The upshot? Cox has no estimate of when the improved service might start. (Or if it does, he might have added, but didn’t.)

Modrell has long advocated passenger rail as a solution to future mobility in the valley. She believes double-tracking the Union Pacific route, as the current plan envisions for much of the way, is a mistake. For one thing, the UP is interested only in freight, not passenger rail that would go faster than the current maximum of 79 mph. For another, a route on the west side of the valley would allow for construction of an electrified line, which would make possible truly high-speed trains. It could also use the right-of way of the Bailey Branch south of Corvallis, which has been bought by Benton County to preserve it for future use. But Cox says a west-side route has been discarded largely because it would bypass Salem.

Modrell’s other point: If the north-south line stays where it is, Corvallis will need a better connection to the Albany station. Cox says ODOT has begun discussions about that with the Albany and Corvallis metropolitan planning organizations.

As for the current state-supported passenger train service, at least part of current funding will run out at the end of this biennium, and rail funding will likely be a big topic in the legislature in 2015. (hh)

2 responses to “Better rail when? Nobody knows”

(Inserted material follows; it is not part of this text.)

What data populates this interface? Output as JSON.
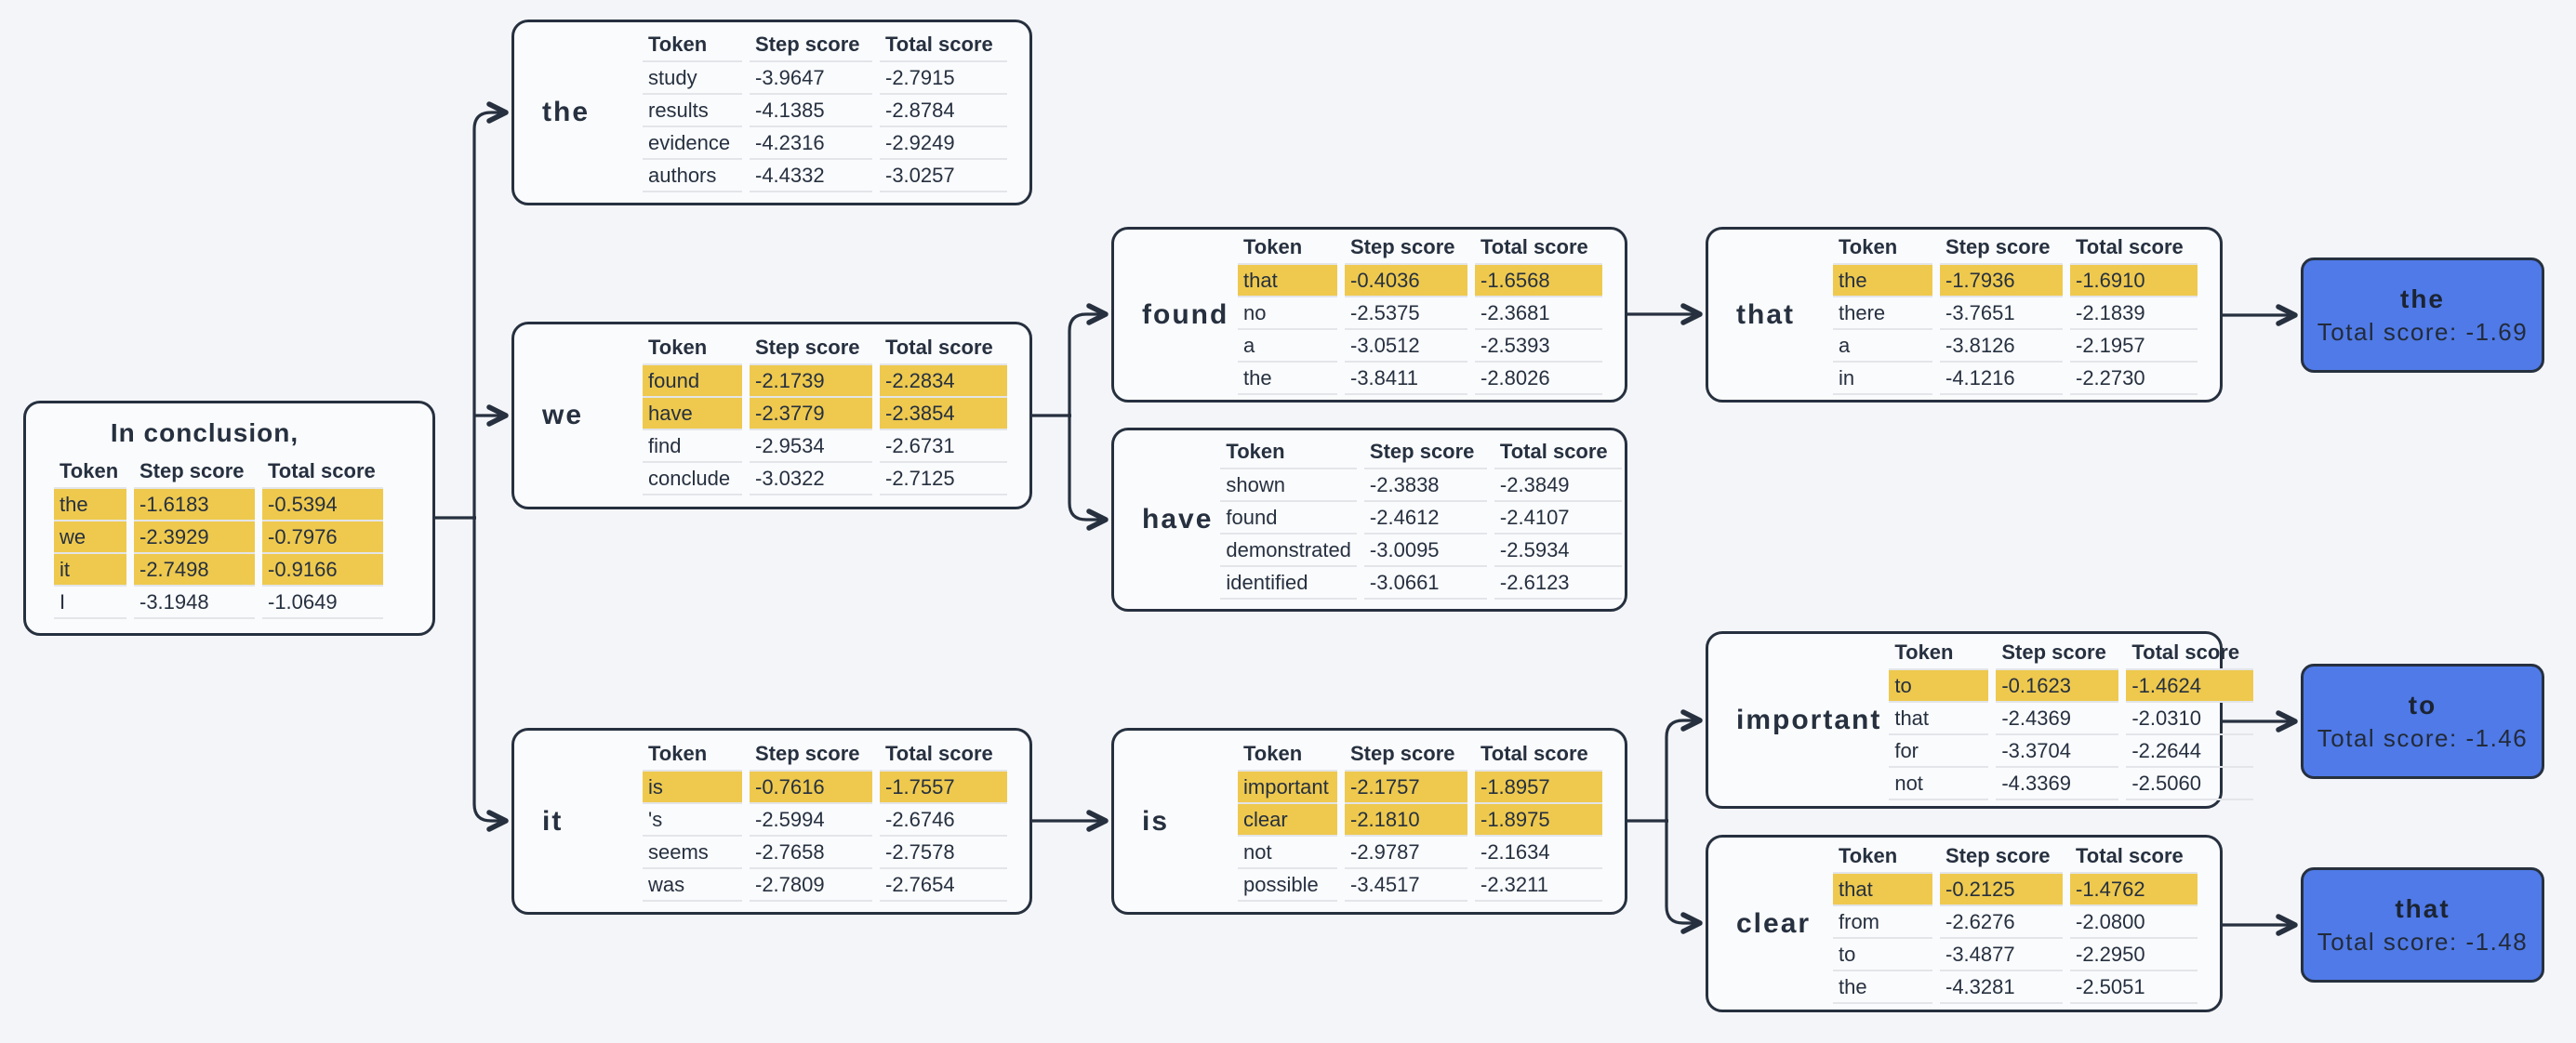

  1. Gordon L. Shadle says:

    Hopefully someone is asking: How does this project define success? Far too often rail projects are pushed on the taxpayer without much regard for cost effectiveness. The typical result is waste on a grand scale. For an interesting perspective on the issue, please read fellow Oregonian Randal O’Toole’s policy analysis linked below.


  2. Bill Kapaun says:

    Corvallis citizens can use the Loop bus to get to Albany just like we use it to get to Corvallis. The “tracks” are already in place.